Luckily, poor Athena was becoming increasingly frustrated. Her voice raised by octaves and decibels. She was inching closer and closer to the edge of that big, beautiful, dangerous platform at Foggy Bottom. I looked at the digital clock. The express train to New Carrollton would pass soon. Because it didn’t stop at Foggy Bottom, it would sail right through at breakneck speed. The Fates were on my side. My time would soon come. So would hers.

Athena Papas would pay for what she had done to me.

For stealing my husband.

It happened at that office Christmas party-I know it. With her unblemished skin and her soft hair. Her fancy bags and her perfect teeth. She had everything I didn’t, and he fell for it like a fat man on a tightrope. It didn’t matter that I loved and adored him. That I slaved for hours every Sunday making his favorite meal of roast lamb with orange marmalade sauce, fresh steamed, French-cut string beans, and mashed red potatoes with a four-layer, double-chocolate cake for dessert. That I washed his underwear, ironed his shirts, and remembered his mother’s birthday. None of that mattered to Terry, who I once called husband and now called The Devil. The man she called Sweetie, Handsome Man.

I had practiced the push for weeks, building up the strength and the ability to get it just right. It wasn’t easy. There’s an immense learning curve to mastering the art of moving mass. Not all of us can do it. I needed the right amount of power to bump her skinny, taut body right over the edge, into the path of an oncoming train.

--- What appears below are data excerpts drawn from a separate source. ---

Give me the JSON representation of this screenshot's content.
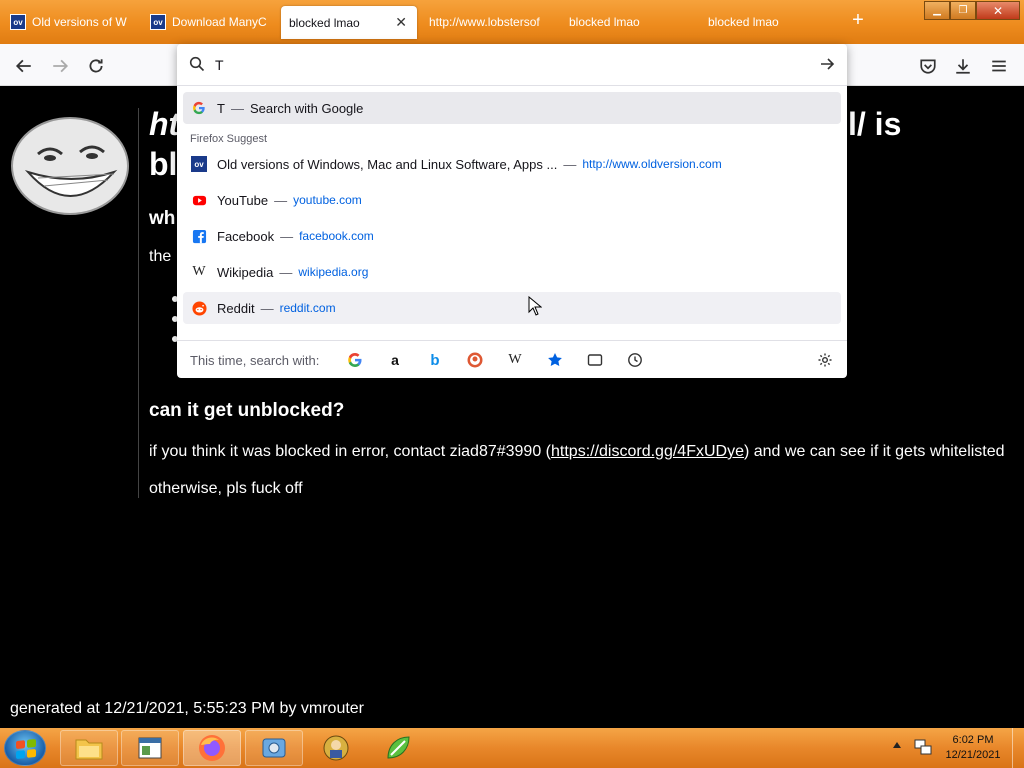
{
  "browser": {
    "tabs": [
      {
        "label": "Old versions of W",
        "favicon": "OV",
        "active": false
      },
      {
        "label": "Download ManyC",
        "favicon": "OV",
        "active": false
      },
      {
        "label": "blocked lmao",
        "favicon": "",
        "active": true
      },
      {
        "label": "http://www.lobstersof",
        "favicon": "",
        "active": false
      },
      {
        "label": "blocked lmao",
        "favicon": "",
        "active": false
      },
      {
        "label": "blocked lmao",
        "favicon": "",
        "active": false
      }
    ],
    "url_input_value": "T"
  },
  "page": {
    "heading_part1": "ht",
    "heading_part2": "bl",
    "heading_tail": "l/ is",
    "subheading1": "wh",
    "text1": "the",
    "subheading2": "can it get unblocked?",
    "paragraph1_before": "if you think it was blocked in error, contact ziad87#3990 (",
    "paragraph1_link": "https://discord.gg/4FxUDye",
    "paragraph1_after": ") and we can see if it gets whitelisted",
    "paragraph2": "otherwise, pls fuck off",
    "footer": "generated at 12/21/2021, 5:55:23 PM by vmrouter"
  },
  "dropdown": {
    "first_result": {
      "query": "T",
      "action": "Search with Google"
    },
    "separator": "—",
    "section_label": "Firefox Suggest",
    "suggestions": [
      {
        "title": "Old versions of Windows, Mac and Linux Software, Apps ...",
        "url": "http://www.oldversion.com",
        "icon": "oldversion-icon"
      },
      {
        "title": "YouTube",
        "url": "youtube.com",
        "icon": "youtube-icon"
      },
      {
        "title": "Facebook",
        "url": "facebook.com",
        "icon": "facebook-icon"
      },
      {
        "title": "Wikipedia",
        "url": "wikipedia.org",
        "icon": "wikipedia-icon"
      },
      {
        "title": "Reddit",
        "url": "reddit.com",
        "icon": "reddit-icon"
      }
    ],
    "search_with_label": "This time, search with:",
    "engines": [
      "google-icon",
      "amazon-icon",
      "bing-icon",
      "duckduckgo-icon",
      "wikipedia-icon",
      "bookmarks-icon",
      "tabs-icon",
      "history-icon"
    ]
  },
  "taskbar": {
    "time": "6:02 PM",
    "date": "12/21/2021"
  },
  "colors": {
    "link": "#0061e0",
    "taskbar": "#e8872a",
    "page_bg": "#000000"
  }
}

A heavy hum from the tunnel let me know the train was on its way. Lights on the platform blinked to warn passengers back. Athena was too engrossed in her own world. “Margaret is not my problem, I’m telling you-.” Her eyes flashed with anger; her free arm waved about like a marionette limb on strings. “Not my problem!”

She didn’t know the train was there. She didn’t know I was there.